With the request for another medical marijuana dispensary making its way toward the County Commission, county leaders are questioning the long-term futures of such businesses.

As of July 10, three dispensary proposals have been approved by commissioners. If the proposal by Knox Medical, which is rebranding as Fluent, is approved, the newest dispensary would be located at 2864 Clark Road. It was approved this month by the county’s Planning Board and will be further considered by commissioners before a final vote.

In the past, commissioners Michael Moran and Christian Ziegler have questioned the security of such dispensaries and their ability to pivot their business and sell recreational marijuana in the event Florida legalizes it.

A sign on the proposed site at 2864 Clark Road announces the intent for the property.

“I have a lot of concerns with supporting the start or the expansion to recreational marijuana,” Ziegler said. “What I don’t want to do is approve all these medical shops that come before us, and they go through the dog-and-pony show and say, ‘Hey, we want a medical marijuana shop,’ and that’s what we approve. And then all of sudden, overnight, they become recreational.”

Brian Licterman, president of Vision Planning & Design and the agent for the Knox Medical request, said at least in the case of Knox, that would not be allowed because Knox Medical is applying for a special-exception permit.

“The special-exception permit specifically limits [the dispensary] to selling only medicinal marijuana,” Licterman said. “If it did get approved by the state of Florida, owners would then have to come back and get an amendment on the special exception to be able to sell recreational marijuana at this location.”

Other dispensaries function on similar permits, and in Sarasota County, medical marijuana dispensaries are permitted as special exceptions in one of two zoning districts: commercial general or office as well as professional and institutional. This means that there are strict guidelines on where a dispensary can be placed and what it can sell.

County regulations mandate that a dispensary cannot be within 500 feet of an existing school, day care, house of worship, public park or public beach. Additionally, drive-thru services, loitering and alcoholic beverages are not allowed on the premises.

Finally, other products or paraphernalia are not allowed to be sold at the facilities. Dispensaries may only operate between 7 a.m. and 7 p.m. weekdays and 7 a.m. to noon Saturdays, and they must be closed Sundays.

That still leaves the question of safety.

Although County Commissioner Alan Maio voted to approve previous dispensaries, he said he still has concerns about them.

“I’m just uncomfortable with the whole thing,” Maio said. “I voted for the first two because that’s what people wanted. But they need to have the security measures they say they will.”

Attorney Azlina Goldstein-Siegel said each Knox facility functions as an all-cash business and is secured with an alarm system. Members also have a protocol where if marijuana is accidentally spilled or rendered otherwise unusable, it must be cleaned up, bagged and returned to the state’s Department of Health to ensure all stock is accounted for.

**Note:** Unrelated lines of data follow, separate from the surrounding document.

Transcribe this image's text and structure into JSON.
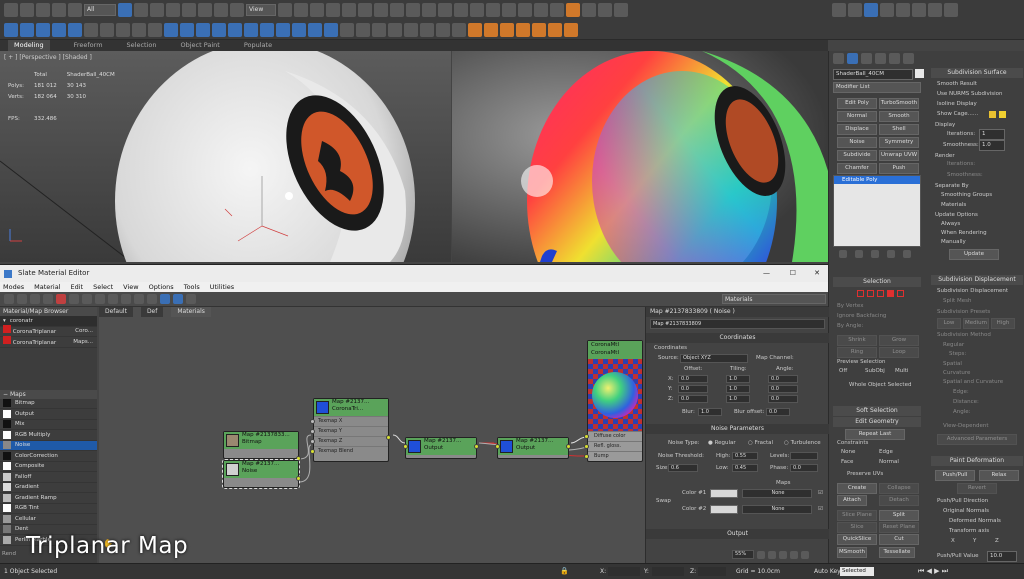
{
  "toolbar": {
    "selection_filter": "All",
    "reference_coord": "View"
  },
  "ribbon_tabs": [
    "Modeling",
    "Freeform",
    "Selection",
    "Object Paint",
    "Populate"
  ],
  "viewport_left": {
    "label": "[ + ] [Perspective ] [Shaded ]",
    "stats": {
      "total_label": "Total",
      "object_label": "ShaderBall_40CM",
      "polys_label": "Polys:",
      "polys_total": "181 012",
      "polys_obj": "30 143",
      "verts_label": "Verts:",
      "verts_total": "182 064",
      "verts_obj": "30 310",
      "fps_label": "FPS:",
      "fps_value": "332.486"
    }
  },
  "command_panel": {
    "object_name": "ShaderBall_40CM",
    "modifier_list": "Modifier List",
    "mod_buttons": [
      "Edit Poly",
      "TurboSmooth",
      "Normal",
      "Smooth",
      "Displace",
      "Shell",
      "Noise",
      "Symmetry",
      "Subdivide",
      "Unwrap UVW",
      "Chamfer",
      "Push"
    ],
    "stack_item": "Editable Poly",
    "selection_head": "Selection",
    "by_vertex": "By Vertex",
    "ignore_backfacing": "Ignore Backfacing",
    "by_angle": "By Angle:",
    "shrink": "Shrink",
    "grow": "Grow",
    "ring": "Ring",
    "loop": "Loop",
    "preview_selection": "Preview Selection",
    "off": "Off",
    "subobj": "SubObj",
    "multi": "Multi",
    "whole_object": "Whole Object Selected",
    "soft_selection": "Soft Selection",
    "edit_geometry": "Edit Geometry",
    "repeat_last": "Repeat Last",
    "constraints": "Constraints",
    "none": "None",
    "edge": "Edge",
    "face": "Face",
    "normal": "Normal",
    "preserve_uvs": "Preserve UVs",
    "create": "Create",
    "collapse": "Collapse",
    "attach": "Attach",
    "detach": "Detach",
    "slice_plane": "Slice Plane",
    "split": "Split",
    "slice": "Slice",
    "reset_plane": "Reset Plane",
    "quickslice": "QuickSlice",
    "cut": "Cut",
    "msmooth": "MSmooth",
    "tessellate": "Tessellate",
    "subdiv_surface": "Subdivision Surface",
    "smooth_result": "Smooth Result",
    "use_nurms": "Use NURMS Subdivision",
    "isoline": "Isoline Display",
    "show_cage": "Show Cage......",
    "display": "Display",
    "iterations_label": "Iterations:",
    "iterations": "1",
    "smoothness_label": "Smoothness:",
    "smoothness": "1.0",
    "render": "Render",
    "r_iterations": "Iterations:",
    "r_smoothness": "Smoothness:",
    "separate_by": "Separate By",
    "smoothing_groups": "Smoothing Groups",
    "materials": "Materials",
    "update_options": "Update Options",
    "always": "Always",
    "when_rendering": "When Rendering",
    "manually": "Manually",
    "update": "Update",
    "subdiv_displacement": "Subdivision Displacement",
    "subdiv_displacement_cb": "Subdivision Displacement",
    "split_mesh": "Split Mesh",
    "subdiv_presets": "Subdivision Presets",
    "low": "Low",
    "medium": "Medium",
    "high": "High",
    "subdiv_method": "Subdivision Method",
    "regular": "Regular",
    "steps": "Steps:",
    "spatial": "Spatial",
    "curvature": "Curvature",
    "spatial_curvature": "Spatial and Curvature",
    "edge_l": "Edge:",
    "distance": "Distance:",
    "angle": "Angle:",
    "view_dependent": "View-Dependent",
    "adv_params": "Advanced Parameters",
    "paint_deformation": "Paint Deformation",
    "push_pull": "Push/Pull",
    "relax": "Relax",
    "revert": "Revert",
    "push_pull_dir": "Push/Pull Direction",
    "original_normals": "Original Normals",
    "deformed_normals": "Deformed Normals",
    "transform_axis": "Transform axis",
    "x": "X",
    "y": "Y",
    "z": "Z",
    "push_pull_value": "Push/Pull Value",
    "push_pull_num": "10.0"
  },
  "sme": {
    "title": "Slate Material Editor",
    "menu": [
      "Modes",
      "Material",
      "Edit",
      "Select",
      "View",
      "Options",
      "Tools",
      "Utilities"
    ],
    "materials_dropdown": "Materials",
    "browser_title": "Material/Map Browser",
    "search": "coronatr",
    "search_results": [
      {
        "name": "CoronaTriplanar",
        "type": "Coro..."
      },
      {
        "name": "CoronaTriplanar",
        "type": "Maps..."
      }
    ],
    "maps_head": "Maps",
    "maps": [
      "Bitmap",
      "Output",
      "Mix",
      "RGB Multiply",
      "Noise",
      "ColorCorrection",
      "Composite",
      "Falloff",
      "Gradient",
      "Gradient Ramp",
      "RGB Tint",
      "Cellular",
      "Dent",
      "Perlin Marble"
    ],
    "view_tabs": [
      "Default",
      "Def",
      "Materials"
    ],
    "nodes": {
      "bitmap": {
        "title": "Map #2137833...",
        "sub": "Bitmap"
      },
      "noise": {
        "title": "Map #2137...",
        "sub": "Noise"
      },
      "triplanar": {
        "title": "Map #2137...",
        "sub": "CoronaTri...",
        "rows": [
          "Texmap X",
          "Texmap Y",
          "Texmap Z",
          "Texmap Blend"
        ]
      },
      "output1": {
        "title": "Map #2137...",
        "sub": "Output"
      },
      "output2": {
        "title": "Map #2137...",
        "sub": "Output"
      },
      "coronamtl": {
        "title": "CoronaMtl",
        "sub": "CoronaMtl",
        "rows": [
          "Diffuse color",
          "Refl. gloss.",
          "Bump"
        ]
      }
    },
    "props": {
      "header": "Map #2137833809  ( Noise )",
      "name": "Map #2137833809",
      "coordinates_head": "Coordinates",
      "coordinates": "Coordinates",
      "source_label": "Source:",
      "source": "Object XYZ",
      "map_channel": "Map Channel:",
      "offset": "Offset:",
      "tiling": "Tiling:",
      "angle": "Angle:",
      "x": "X:",
      "y": "Y:",
      "z": "Z:",
      "offset_vals": [
        "0.0",
        "0.0",
        "0.0"
      ],
      "tiling_vals": [
        "1.0",
        "1.0",
        "1.0"
      ],
      "angle_vals": [
        "0.0",
        "0.0",
        "0.0"
      ],
      "blur_label": "Blur:",
      "blur": "1.0",
      "blur_offset_label": "Blur offset:",
      "blur_offset": "0.0",
      "noise_head": "Noise Parameters",
      "noise_type": "Noise Type:",
      "regular": "Regular",
      "fractal": "Fractal",
      "turbulence": "Turbulence",
      "noise_threshold": "Noise Threshold:",
      "high_label": "High:",
      "high": "0.55",
      "levels": "Levels:",
      "size_label": "Size:",
      "size": "0.6",
      "low_label": "Low:",
      "low": "0.45",
      "phase_label": "Phase:",
      "phase": "0.0",
      "maps_label": "Maps",
      "color1": "Color #1",
      "color2": "Color #2",
      "none1": "None",
      "none2": "None",
      "swap": "Swap",
      "output_head": "Output"
    },
    "zoom": "55%"
  },
  "status": {
    "selected": "1 Object Selected",
    "x": "X:",
    "y": "Y:",
    "z": "Z:",
    "grid": "Grid = 10.0cm",
    "auto_key": "Auto Key",
    "key_mode": "Selected",
    "render_label": "Rend"
  },
  "caption": "Triplanar Map",
  "colors": {
    "node_green": "#5aa35a",
    "port_yellow": "#d8e030",
    "link_red": "#d03030",
    "accent_blue": "#1f6fd6"
  }
}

“Everything is strictly enforced by the Department of Health to show that if it’s not in a patient, it’s going to be with the Department of Health because it’s been lost,” Goldstein-Siegel said. “We are very mindful of the ‘from seed to sale’ concept. And [in] enforcing that, there’s going to be security.”

In addition to the protocols, Licterman said each facility will have armed security guards throughout working hours.

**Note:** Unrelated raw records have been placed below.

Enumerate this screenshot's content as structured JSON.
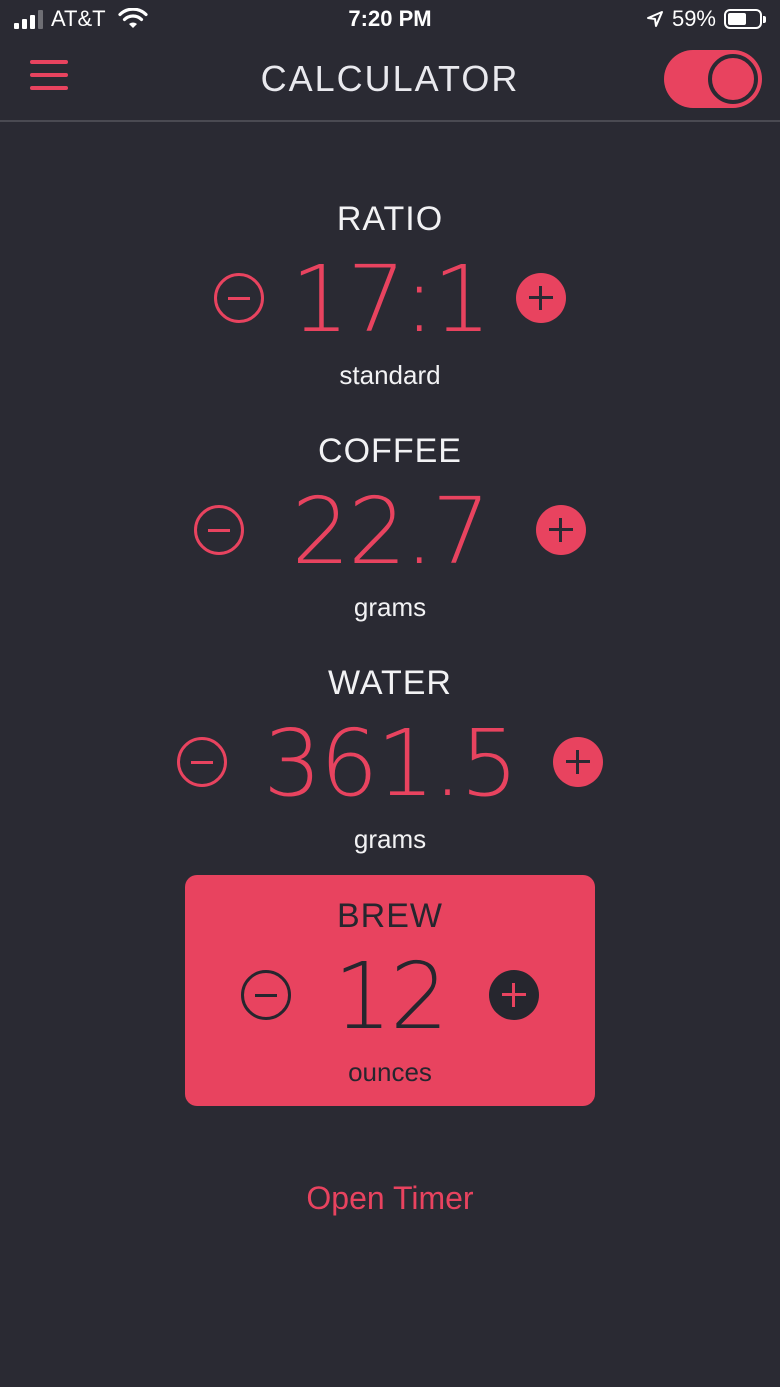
{
  "status_bar": {
    "carrier": "AT&T",
    "time": "7:20 PM",
    "battery_percent": "59%",
    "battery_level": 0.59,
    "signal_bars": 3
  },
  "header": {
    "title": "CALCULATOR",
    "menu_icon": "hamburger-menu-icon",
    "toggle_on": true
  },
  "ratio": {
    "label": "RATIO",
    "value": "17:1",
    "unit": "standard"
  },
  "coffee": {
    "label": "COFFEE",
    "value": "22.7",
    "unit": "grams"
  },
  "water": {
    "label": "WATER",
    "value": "361.5",
    "unit": "grams"
  },
  "brew": {
    "label": "BREW",
    "value": "12",
    "unit": "ounces"
  },
  "open_timer_label": "Open Timer",
  "colors": {
    "accent": "#e8435f",
    "background": "#2a2a33",
    "text": "#f2f2f4",
    "dark": "#26262e"
  }
}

“I believe that any of these would be safer than any bank that you would go into,” Licterman said. “You can walk into any bank in this country, but you can’t get into this facility unless you have a prescription as well as a card from the state of Florida.”

Even still, Commissioner Nancy Detert suggested leaders monitor dispensaries that are approved to “make sure they’re doing what they said they’re going to do.”